Four questions were posed in the consultation document:

  1. Should all regulations relating to names be repealed?
  2. Should regulations relating to names be retained but reduced and simplified?
  3. Should the list of ‘sensitive’ words be reduced, and if so, which words should be removed?
  4. Should the list of words on the ‘same as’ list be reduced? If so, which words should be removed?

Although there was not overwhelming support to simplify the ‘sensitive’ word regulation, the majority of respondents did acknowledge that some regulation was required in order to protect consumers.

I am pleased to note that, following the consultation, the list of ‘sensitive’ words is to be reduced. The response document suggests that words including Authority, Board, Data protection, Group, Holding, Registry and United Kingdom are to be removed from the list.  A significant number of sensitive words will, however, remain subject to appropriate review, including those suggesting a connection with a government or local authority.

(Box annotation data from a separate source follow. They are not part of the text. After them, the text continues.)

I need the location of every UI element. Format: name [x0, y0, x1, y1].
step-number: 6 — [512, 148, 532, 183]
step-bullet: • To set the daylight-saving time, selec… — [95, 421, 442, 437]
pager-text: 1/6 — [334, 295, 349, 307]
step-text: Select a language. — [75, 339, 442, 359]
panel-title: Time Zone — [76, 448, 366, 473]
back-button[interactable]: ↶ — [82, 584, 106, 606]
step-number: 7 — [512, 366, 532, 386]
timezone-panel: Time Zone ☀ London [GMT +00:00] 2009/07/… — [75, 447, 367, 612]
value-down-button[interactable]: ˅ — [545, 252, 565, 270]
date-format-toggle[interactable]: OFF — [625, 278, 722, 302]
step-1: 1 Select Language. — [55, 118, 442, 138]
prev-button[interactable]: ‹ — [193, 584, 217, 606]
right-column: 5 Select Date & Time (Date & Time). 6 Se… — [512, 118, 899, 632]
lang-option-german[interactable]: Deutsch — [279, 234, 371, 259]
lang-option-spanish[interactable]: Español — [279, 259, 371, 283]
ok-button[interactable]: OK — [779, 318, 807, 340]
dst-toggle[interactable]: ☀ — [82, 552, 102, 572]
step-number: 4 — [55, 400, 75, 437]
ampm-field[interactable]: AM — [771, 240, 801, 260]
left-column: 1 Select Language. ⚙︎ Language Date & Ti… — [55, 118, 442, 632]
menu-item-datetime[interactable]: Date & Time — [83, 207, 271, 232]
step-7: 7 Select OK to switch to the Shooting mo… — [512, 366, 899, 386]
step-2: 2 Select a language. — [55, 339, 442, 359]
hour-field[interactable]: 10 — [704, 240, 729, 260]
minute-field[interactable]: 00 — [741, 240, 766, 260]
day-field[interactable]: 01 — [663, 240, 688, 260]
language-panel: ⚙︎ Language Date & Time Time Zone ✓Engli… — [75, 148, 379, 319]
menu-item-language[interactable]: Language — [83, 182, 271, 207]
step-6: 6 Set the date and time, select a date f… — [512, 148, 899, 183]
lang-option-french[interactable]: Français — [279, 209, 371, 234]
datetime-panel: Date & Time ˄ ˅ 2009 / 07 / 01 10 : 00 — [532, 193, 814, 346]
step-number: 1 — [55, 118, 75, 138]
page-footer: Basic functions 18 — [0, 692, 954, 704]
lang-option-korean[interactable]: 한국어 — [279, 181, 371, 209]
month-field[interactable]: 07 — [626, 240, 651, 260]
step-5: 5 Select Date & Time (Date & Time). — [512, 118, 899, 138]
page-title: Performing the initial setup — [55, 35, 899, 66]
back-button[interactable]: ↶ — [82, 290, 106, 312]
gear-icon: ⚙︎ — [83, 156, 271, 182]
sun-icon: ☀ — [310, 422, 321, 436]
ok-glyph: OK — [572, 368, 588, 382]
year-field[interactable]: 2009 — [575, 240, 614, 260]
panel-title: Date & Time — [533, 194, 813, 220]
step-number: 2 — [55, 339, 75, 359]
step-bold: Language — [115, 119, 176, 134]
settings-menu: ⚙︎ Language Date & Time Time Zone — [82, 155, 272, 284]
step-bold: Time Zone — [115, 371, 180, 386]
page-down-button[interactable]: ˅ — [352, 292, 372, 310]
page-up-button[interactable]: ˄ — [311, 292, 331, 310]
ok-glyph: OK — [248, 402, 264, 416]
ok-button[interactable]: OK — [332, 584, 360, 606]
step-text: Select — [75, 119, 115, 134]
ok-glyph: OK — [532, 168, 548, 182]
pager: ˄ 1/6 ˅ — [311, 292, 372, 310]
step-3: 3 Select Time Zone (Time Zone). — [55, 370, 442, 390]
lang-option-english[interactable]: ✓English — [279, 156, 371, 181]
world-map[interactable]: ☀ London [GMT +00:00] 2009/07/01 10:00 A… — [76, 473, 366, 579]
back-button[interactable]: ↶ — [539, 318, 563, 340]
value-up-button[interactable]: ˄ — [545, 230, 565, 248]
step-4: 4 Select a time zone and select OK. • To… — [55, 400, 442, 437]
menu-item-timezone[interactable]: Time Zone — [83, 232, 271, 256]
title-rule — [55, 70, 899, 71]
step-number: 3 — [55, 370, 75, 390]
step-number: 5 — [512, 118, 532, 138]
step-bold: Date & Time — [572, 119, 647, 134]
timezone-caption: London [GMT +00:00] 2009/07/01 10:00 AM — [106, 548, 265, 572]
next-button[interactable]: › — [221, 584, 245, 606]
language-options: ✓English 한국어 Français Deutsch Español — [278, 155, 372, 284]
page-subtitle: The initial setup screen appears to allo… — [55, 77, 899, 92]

The removal of words such as ‘Group’ or ‘Holdings’ from the sensitive words list is particularly welcome as it will simplify incorporations and/or name changes which are required as a matter of internal reorganisation or restructuring. The proposed removal of these (and many other) words from the ‘same as’ list will have a similar effect on proposed name swaps within the same group of companies.

In addition to these simplifications, the government has noted its intention to merge legislation concerning company and business names with laws concerning trading disclosures. These stipulate what information businesses are obliged to display on their stationery, correspondence and signs at business premises.

Clearer laws will assist companies in two respects. First, compliance should be more straightforward, as the government’s proposal is to set out the requirements in a more user-friendly, tabular format. Second, the anticipated laws should aid incorporations and reorganisations by cutting bureaucracy and costs.

We will provide an update when the draft regulations are available. It is anticipated that the legislation will take effect in 2014.